ゼロは、深紅に染まった空と、そこから溢れ出す異形の侵略者たちを見上げた。そして、地上で混乱し、絶望し、それでも戦おうとしているプレイヤーたちの姿を遠くに感じ取った。その中には、アルトや、リリアたちの気配もある。
『……面白い。乗ってやろう、エルミナ。ただし、俺は誰かのために戦うわけじゃない。俺自身の進化のために、そして、この世界の全てを喰らうために戦うだけだ』
ゼロは決断した。この世界規模の災厄を、自らの進化の糧とする。そして、その過程で、邪魔になるものは全て排除する。プレイヤーも、侵略者も、そしてシステムすらも。
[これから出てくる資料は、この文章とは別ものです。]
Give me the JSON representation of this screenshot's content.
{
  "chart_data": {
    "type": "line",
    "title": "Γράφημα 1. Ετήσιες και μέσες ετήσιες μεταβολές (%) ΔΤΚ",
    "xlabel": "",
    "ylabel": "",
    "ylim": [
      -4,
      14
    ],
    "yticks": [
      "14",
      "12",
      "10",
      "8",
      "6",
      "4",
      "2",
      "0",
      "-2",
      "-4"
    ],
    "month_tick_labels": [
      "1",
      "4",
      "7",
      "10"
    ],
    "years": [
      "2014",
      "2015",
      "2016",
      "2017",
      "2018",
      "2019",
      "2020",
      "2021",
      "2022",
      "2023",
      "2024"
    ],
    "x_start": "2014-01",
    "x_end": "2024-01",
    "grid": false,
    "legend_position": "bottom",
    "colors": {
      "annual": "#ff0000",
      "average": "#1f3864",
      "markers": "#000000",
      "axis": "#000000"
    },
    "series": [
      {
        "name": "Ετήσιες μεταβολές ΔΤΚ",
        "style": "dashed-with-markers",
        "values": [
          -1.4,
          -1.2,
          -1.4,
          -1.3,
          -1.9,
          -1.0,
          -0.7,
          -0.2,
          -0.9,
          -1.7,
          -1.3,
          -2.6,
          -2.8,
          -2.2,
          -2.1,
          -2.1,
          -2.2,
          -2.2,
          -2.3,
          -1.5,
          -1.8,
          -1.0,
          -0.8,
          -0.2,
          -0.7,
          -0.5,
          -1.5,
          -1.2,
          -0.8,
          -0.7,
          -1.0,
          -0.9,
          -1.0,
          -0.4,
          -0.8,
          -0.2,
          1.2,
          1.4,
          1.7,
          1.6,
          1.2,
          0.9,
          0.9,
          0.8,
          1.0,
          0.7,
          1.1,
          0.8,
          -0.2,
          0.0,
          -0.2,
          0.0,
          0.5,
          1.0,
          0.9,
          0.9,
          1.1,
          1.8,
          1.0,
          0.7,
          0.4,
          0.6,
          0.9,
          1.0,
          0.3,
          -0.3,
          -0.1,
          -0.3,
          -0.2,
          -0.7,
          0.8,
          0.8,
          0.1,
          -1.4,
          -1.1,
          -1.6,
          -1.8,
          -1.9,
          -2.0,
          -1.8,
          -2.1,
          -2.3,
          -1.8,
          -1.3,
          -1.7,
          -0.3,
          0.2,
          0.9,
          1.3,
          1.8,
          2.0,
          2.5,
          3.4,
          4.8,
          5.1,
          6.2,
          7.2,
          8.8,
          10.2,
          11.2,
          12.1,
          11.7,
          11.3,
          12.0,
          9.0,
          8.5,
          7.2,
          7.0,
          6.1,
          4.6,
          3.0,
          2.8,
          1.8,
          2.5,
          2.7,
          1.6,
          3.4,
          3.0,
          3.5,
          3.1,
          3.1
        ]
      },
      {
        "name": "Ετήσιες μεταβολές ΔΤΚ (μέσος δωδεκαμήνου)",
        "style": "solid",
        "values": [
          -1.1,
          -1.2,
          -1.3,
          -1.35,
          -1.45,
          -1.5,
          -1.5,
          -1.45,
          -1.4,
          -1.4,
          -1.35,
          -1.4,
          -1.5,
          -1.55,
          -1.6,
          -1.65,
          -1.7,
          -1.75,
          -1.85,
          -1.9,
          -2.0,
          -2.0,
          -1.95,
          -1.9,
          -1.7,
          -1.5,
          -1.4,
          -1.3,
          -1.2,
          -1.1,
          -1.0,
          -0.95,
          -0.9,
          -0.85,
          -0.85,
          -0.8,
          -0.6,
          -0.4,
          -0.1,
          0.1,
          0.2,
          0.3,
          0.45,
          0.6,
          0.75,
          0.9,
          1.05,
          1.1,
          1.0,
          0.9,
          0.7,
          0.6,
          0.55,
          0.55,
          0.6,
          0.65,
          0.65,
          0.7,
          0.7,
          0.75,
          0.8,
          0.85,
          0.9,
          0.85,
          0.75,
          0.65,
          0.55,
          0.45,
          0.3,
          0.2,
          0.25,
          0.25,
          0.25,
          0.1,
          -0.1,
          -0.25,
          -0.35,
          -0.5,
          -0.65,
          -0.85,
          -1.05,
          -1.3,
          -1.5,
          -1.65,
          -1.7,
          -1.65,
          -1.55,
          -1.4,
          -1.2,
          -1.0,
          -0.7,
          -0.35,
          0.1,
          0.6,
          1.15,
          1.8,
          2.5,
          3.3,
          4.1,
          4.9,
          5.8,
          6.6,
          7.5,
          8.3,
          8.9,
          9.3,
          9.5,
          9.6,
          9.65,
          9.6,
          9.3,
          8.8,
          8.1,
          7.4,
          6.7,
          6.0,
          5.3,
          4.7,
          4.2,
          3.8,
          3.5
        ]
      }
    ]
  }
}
《……それで、構いません……。あなたの力が、未来を切り開くことを……信じています……》
エルミナのテレパシーが途切れる。
ゼロは、自身の体を再び変貌させた。それは、あらゆる法則とエネルギーを内包し、無限の可能性を秘めた、究極の戦闘形態。
『さあ、始めようか。最後の晩餐を』
原初の不定形は、世界の終焉が始まろうとしている戦場へと、静かに降下を開始した。その目的は、救済ではない。支配でもない。ただ、喰らい尽くすこと。
星の災厄、システムの思惑、プレイヤーたちの抵抗。全てが混沌の渦へと飲み込まれていく。EFO世界の、そしてゼロ自身の運命を決める、最終試練が、今、始まった。